(L to R): Eyal Yifrah, Gilad Sha'ar,
(L to R): Eyal Yifrah, Gilad Sha'ar,courtesy of the families

Some 200 people crowded into the events tent at the Oz VeGaon Forest Preserve on Friday to hear Avital Sharansky retell her story. Though she spoke of events that occurred 30 years ago, no eye was left dry.

She spoke at the site established by Women in Green six months ago when it was learned that the three abducted youths had been murdered. The three were abducted by Palestinian terrorists in Gush Etzion, and after weeks of intense searching coupled with nationwide prayers and unity, their bodies were found semi-buried in a field near Hebron.

The first initials of the youths – Gilad, Eyal and Naftali – are eternalized in the name Oz v'Gaon, which means Strength and Pride. With a sense of national Zionist mission, and with the encouragement of the Gush Etzion Regional Council, Women in Green organized dozens of volunteers, who turned the forest land into a Jewish recreational and tourist site. Visitors can enjoy a social coffee shop, wooden tables and benches, a children's playground – and weekly lectures on various topics of Jewish interest by prominent personalities that attract dozens of people at a shot.

Oz VeGaon's latest speaker, Avital Sharansky, told of how she traveled around the world and met with international leaders to have her husband  Natan – now head of the Jewish Agency – freed from Soviet prison for his desire to move the Land of Israel.

One story she told was as follows (paraphrased for brevity): 

"I had received a blessing from Rabbi Tzvi Yehuda Kook that I would succeed in my efforts; he emphasized to me that I must remember that I was playing a major role in Jewish history in my efforts to free a Jewish national hero who represented the millions of Russian Jews prevented from actualizing their Judaism. 

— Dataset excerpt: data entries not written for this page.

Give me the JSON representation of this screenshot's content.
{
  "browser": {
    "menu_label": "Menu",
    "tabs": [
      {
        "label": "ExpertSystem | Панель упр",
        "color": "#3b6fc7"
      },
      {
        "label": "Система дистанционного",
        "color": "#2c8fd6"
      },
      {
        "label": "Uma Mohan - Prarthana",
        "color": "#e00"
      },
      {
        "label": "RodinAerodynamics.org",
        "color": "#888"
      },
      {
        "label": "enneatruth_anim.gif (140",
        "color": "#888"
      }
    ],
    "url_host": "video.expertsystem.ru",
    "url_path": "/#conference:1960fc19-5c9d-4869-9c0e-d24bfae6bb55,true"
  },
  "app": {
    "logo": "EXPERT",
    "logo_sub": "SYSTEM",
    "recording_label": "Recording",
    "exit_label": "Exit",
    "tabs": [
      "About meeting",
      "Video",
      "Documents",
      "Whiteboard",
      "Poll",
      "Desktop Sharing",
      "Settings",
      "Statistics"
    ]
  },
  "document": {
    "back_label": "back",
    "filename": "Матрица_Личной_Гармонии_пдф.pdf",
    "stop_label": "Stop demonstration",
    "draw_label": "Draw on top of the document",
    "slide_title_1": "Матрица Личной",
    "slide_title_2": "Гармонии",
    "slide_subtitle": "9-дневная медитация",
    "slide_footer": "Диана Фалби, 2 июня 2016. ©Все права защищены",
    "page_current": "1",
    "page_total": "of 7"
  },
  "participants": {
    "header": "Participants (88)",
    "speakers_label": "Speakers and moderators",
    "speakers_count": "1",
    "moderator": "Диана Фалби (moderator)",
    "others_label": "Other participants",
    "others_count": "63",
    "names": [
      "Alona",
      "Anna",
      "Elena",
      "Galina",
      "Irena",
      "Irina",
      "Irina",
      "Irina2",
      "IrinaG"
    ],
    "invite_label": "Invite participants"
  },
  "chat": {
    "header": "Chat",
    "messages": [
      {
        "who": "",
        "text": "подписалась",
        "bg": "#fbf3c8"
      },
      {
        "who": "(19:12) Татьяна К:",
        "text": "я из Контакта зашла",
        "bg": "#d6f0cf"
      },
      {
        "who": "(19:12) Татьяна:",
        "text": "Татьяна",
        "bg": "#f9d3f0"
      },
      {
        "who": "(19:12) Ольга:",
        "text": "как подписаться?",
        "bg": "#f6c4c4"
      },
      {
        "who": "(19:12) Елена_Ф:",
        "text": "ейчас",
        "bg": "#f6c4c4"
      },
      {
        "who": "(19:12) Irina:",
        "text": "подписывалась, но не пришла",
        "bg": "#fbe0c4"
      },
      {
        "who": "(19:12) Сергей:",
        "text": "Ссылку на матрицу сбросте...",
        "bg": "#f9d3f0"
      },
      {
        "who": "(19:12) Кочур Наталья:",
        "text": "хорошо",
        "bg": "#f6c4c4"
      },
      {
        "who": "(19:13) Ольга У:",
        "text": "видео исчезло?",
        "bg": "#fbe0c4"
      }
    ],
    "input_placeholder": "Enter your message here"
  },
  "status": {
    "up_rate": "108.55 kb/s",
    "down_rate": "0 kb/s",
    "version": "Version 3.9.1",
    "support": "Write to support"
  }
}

"At one point, I was traveling to England, and I knew I had to meet then-Prime Minister Margaret Thatcher in order to enlist her support in the struggle. However, I had no idea how to reach her, and there was only a very short time left. Someone gave me the name of an important Jewish figure who apparently had some connections with Mrs. Thatcher – and so I immediately called his phone number, without thinking that the time difference meant that it was actually the middle of the night for him. He picked up the phone and was quite upset: 'Who do you think you are? Do you think the whole world revolves around you? You don't have to wake people up in the middle of the night just because you have a cause!'

"My immediate reflex was to apologize and to say how sorry I was and that I just hadn't thought – but instead, what came out was what Rav Tzvi Yehuda had told me. I responded forcefully, 'Yes, in fact the whole world does revolve around this! There are Jews in the Soviet Union who being held in prison simply for their desire to be Jewish and come to the Jewish Land, only a few decades after the Holocaust – and we have no choice but to work day and night to fight this! Who knows if this is not exactly your role in history at this point in time – to make sure that I meet Margaret Thatcher and hasten the end of this tragedy!'

"The next morning, I arrived in London – and who was there at the airport to greet me but the man I had called the night before! He apologized to me, and said that I was right, and that he was there to take me right there to visit Prime Minister Thatcher."

Natan Sharansky was freed from Soviet prison in February 1986 and joined his wife Avital in Israel; the event was the main topic of Israeli headlines for days. The couple has two daughters. Natan rose in the ranks of Israeli society to become head of the Yisrael B'Aliyah party, Minister of Jerusalem Affairs and of the Interior, and then Executive of the Jewish Agency.